An der Rezeption erkundige ich mich nach Transportmöglichkeiten, denn als nächstes Ziel schwant mir Chisinau, die Hauptstadt von Moldawien. Angeblich gibt es keine direkten Verbindungen, aber von Tulcea, so berichtet man mir, ist es kein Problem, von dort kann man auch per Bus oder Schiff nach Odessa fahren. Auch Transsilvanien ist von dort, so hören wir, gut zu erreichen.
Mich stört es nicht, Tulcea liegt am Donau-Delta und ich hatte einen Besuch in Erwägung gezogen, die Franzosen wollen sich mir anschließen. Später lese ich im Busbahnhof, dass wöchentlich sehr wohl zwei Busse direkt nach Chisinau fahren.
Constanţa, mit 360.000 Einwohnern zweitgrößte Stadt Rumäniens, liegt direkt am Schwarzen Meer und ist wegen seines Hafens ein wichtiger Wirtschaftsstandort.
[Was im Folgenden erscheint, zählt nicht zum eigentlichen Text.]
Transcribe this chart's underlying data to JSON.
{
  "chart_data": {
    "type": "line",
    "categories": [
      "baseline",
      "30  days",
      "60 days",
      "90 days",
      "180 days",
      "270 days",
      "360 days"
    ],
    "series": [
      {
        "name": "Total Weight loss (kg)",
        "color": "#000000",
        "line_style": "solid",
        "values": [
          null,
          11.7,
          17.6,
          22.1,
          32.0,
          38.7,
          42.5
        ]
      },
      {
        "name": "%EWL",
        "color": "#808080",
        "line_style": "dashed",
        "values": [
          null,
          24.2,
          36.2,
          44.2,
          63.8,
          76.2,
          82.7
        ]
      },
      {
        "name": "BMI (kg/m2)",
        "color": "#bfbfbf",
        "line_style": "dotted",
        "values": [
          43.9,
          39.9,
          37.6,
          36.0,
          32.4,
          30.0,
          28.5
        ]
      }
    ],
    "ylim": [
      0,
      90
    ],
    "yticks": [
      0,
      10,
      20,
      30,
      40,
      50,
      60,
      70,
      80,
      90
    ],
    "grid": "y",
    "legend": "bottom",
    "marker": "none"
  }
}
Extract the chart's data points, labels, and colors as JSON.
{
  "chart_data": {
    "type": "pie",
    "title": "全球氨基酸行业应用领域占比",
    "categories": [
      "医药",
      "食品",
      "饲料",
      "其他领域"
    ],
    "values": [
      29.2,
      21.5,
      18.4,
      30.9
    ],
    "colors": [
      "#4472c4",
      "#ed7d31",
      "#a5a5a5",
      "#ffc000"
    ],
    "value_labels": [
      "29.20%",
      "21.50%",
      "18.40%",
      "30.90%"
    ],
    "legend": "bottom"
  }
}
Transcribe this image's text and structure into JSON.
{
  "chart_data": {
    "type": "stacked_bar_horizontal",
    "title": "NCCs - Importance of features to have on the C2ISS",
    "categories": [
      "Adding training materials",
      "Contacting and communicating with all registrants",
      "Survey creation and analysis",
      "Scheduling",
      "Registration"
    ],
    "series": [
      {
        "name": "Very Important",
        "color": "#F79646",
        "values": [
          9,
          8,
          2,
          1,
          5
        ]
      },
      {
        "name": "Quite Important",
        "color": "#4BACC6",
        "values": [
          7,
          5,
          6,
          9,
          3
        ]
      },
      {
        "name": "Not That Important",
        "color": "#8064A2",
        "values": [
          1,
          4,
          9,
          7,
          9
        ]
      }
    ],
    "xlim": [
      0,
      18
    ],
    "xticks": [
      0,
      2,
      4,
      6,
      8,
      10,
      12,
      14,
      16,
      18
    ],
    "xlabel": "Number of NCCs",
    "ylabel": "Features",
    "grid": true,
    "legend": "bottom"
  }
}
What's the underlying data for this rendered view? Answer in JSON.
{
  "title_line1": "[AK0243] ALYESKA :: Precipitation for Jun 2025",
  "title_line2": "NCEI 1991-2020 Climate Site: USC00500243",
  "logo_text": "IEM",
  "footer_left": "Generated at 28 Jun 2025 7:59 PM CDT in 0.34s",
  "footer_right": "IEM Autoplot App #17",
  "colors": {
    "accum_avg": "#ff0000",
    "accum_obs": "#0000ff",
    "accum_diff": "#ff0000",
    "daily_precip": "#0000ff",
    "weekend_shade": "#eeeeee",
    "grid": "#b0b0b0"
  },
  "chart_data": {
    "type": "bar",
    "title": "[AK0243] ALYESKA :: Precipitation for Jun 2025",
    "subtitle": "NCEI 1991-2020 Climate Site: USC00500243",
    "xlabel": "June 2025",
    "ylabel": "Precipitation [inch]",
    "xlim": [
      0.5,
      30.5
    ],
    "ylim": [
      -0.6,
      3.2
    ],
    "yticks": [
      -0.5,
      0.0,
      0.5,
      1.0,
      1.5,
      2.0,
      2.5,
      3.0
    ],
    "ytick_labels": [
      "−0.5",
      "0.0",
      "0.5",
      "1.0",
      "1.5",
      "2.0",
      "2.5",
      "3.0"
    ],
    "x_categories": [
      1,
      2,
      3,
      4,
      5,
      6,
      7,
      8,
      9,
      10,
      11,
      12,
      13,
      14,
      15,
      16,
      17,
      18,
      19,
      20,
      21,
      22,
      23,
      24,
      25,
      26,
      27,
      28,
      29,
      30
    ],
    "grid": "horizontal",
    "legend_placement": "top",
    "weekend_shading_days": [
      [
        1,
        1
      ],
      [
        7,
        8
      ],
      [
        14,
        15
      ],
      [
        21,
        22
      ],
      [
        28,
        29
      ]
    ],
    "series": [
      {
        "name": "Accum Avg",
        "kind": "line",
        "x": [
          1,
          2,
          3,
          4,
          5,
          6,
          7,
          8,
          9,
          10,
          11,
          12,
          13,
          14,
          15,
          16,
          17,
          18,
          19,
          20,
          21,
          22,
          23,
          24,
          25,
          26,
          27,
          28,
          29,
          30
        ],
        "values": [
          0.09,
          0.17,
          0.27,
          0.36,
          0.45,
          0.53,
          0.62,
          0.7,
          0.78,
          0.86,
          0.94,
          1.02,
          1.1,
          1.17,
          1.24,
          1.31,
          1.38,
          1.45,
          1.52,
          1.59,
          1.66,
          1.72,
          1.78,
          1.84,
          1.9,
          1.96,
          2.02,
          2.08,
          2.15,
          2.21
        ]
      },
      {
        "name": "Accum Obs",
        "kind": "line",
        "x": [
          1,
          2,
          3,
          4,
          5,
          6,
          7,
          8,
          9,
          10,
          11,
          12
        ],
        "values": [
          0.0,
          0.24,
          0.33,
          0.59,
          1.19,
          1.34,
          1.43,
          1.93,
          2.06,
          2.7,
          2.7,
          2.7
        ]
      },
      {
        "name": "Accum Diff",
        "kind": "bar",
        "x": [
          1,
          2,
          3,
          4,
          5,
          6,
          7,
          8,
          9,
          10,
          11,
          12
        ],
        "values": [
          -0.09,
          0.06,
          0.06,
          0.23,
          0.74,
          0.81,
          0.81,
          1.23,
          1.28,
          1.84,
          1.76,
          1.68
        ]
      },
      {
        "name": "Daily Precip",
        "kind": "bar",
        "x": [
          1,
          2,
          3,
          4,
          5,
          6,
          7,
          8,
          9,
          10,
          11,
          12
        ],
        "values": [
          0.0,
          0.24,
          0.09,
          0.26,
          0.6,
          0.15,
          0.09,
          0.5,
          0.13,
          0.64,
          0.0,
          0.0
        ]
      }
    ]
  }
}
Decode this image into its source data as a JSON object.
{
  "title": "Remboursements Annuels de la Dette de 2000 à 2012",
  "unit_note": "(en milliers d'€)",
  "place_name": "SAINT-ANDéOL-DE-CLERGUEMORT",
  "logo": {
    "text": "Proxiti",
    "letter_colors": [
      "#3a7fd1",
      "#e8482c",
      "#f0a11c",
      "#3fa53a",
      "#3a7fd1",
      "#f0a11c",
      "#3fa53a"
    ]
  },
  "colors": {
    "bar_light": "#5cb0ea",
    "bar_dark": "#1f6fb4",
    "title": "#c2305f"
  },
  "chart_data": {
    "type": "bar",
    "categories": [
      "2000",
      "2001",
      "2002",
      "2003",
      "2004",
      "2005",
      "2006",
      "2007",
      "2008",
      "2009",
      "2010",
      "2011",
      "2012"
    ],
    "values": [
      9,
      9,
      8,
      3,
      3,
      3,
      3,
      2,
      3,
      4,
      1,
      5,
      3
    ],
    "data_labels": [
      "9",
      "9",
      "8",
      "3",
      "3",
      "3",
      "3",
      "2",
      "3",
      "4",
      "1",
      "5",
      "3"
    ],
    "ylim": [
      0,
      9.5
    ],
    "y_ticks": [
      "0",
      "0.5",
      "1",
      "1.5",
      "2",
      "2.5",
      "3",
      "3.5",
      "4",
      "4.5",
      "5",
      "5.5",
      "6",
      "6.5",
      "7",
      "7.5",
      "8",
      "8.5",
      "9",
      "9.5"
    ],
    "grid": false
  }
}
Das touristische Leben spielt sich in der Nähe des Ovid-Platzes auf einer kleinen Halbinsel ab. Hier findet man Museen, Kirchen verschiedener Konfessionen und direkt an der Uferpromenade das imposante Casino aus Marmor.
Einen wunderbaren Überblick hat man vom 50 m hohen Minarett der Großen Moschee.
Die Busfahrt nach Tulcea, ca. 120 km, kostet 120.000 Lei und ist wiederum sehr interessant. Wir kommen an vielen schönen Kirchen vorbei, beobachten die Bauern auf den Feldern, sehen viele Kühe, Schafe und Ziegen, Wein, Mais- und Sonnenblumenfelder.
Nach 90 Minuten sind wir da und versuchen gleich, im Busbahnhof die nötigen Informationen über die jeweilige Weiterfahrt zu erlangen. Aber weit gefehlt, meistens werden wir nicht verstanden und wenn, dann vermag man uns nicht weiterzuhelfen.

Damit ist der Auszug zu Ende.